The Incentive to Innovate? The Behaviour of Local Policymakers in China

Talk Abstract:

Despite playing a key contributory role in China’s recent economic reforms and the Party’s regime durability, there has been a noted reduction in central-level policy experimentation under Xi Jinping’s administration. Recent studies have further noted an empirical reduction in policy innovation at the subnational level, and question whether local officials will continue to experiment in the foreseeable future.

This talk suggests that although these changes at the central-level are filtering down to local officials, a great deal of variation in policy experimentation exists. Thus, the puzzle motivating this talk is how do local officials filter these institutional changes to the extent of observed variations in local policy innovation?

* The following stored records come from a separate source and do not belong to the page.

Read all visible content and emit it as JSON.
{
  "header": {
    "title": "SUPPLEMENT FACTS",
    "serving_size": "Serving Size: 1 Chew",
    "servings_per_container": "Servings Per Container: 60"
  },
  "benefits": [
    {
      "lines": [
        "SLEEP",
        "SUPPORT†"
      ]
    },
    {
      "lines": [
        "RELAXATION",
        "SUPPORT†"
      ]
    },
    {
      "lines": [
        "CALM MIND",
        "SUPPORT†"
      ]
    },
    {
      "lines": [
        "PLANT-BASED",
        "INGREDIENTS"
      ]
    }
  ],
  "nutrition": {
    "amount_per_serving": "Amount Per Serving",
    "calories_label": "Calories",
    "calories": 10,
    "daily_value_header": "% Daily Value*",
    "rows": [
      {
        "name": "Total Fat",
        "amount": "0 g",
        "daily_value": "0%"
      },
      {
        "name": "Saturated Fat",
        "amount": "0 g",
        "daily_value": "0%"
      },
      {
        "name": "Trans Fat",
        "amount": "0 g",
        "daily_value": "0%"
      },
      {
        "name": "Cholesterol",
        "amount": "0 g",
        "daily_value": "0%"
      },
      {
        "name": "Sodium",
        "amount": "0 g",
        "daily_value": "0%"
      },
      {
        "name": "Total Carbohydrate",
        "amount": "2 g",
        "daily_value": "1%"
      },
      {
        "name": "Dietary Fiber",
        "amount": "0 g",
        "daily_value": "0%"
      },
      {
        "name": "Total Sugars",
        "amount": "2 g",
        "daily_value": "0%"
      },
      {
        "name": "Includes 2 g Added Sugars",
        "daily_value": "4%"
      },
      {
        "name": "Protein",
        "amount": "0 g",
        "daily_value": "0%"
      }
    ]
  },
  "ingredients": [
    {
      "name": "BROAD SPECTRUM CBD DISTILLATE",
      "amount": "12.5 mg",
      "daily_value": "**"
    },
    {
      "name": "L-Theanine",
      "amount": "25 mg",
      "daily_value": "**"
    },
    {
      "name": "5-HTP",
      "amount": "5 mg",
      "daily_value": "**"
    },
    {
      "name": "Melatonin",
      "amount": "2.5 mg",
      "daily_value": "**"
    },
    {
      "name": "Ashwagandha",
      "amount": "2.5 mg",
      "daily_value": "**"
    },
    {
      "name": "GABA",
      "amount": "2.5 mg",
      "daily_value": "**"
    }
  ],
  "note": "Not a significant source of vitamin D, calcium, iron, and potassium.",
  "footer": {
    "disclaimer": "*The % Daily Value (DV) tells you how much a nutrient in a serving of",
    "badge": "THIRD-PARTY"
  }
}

Using recent fieldwork evidence, this talk presents three potential explanations: (1) the ineffectiveness of the vertical reward and punishment systems operated by the Party-state; (2) differing base preferences of local officials; and, (3) the presence of a cohort effect, viz. a communities of practice. While some officials are still conducting policy experimentation, the overall reduction in innovation strongly suggests that potential solutions to governance problems remain trapped at the local level, and that the central government will lose this “adaptable” governance mechanism that has contributed to its past economic and political successes.

About the Speaker:

Reza Hasmath (Ph.D., Cambridge) is a Professor in Political Science at the University of Alberta. Prior to this appointment he was a faculty member at the Universities of Oxford, Melbourne, and Toronto. His award-winning research is currently supported by various multi-year grant schemes, notably from the Social Science and Humanities Research Council of Canada, and Chiang Ching-kuo Foundation. His recent journal articles appear in the Journal of Social Policy, International Political Science Review, Voluntas, Development Policy Review, Journal of Civil Society, The China Quarterly, Current Sociology, and the Journal of Contemporary China.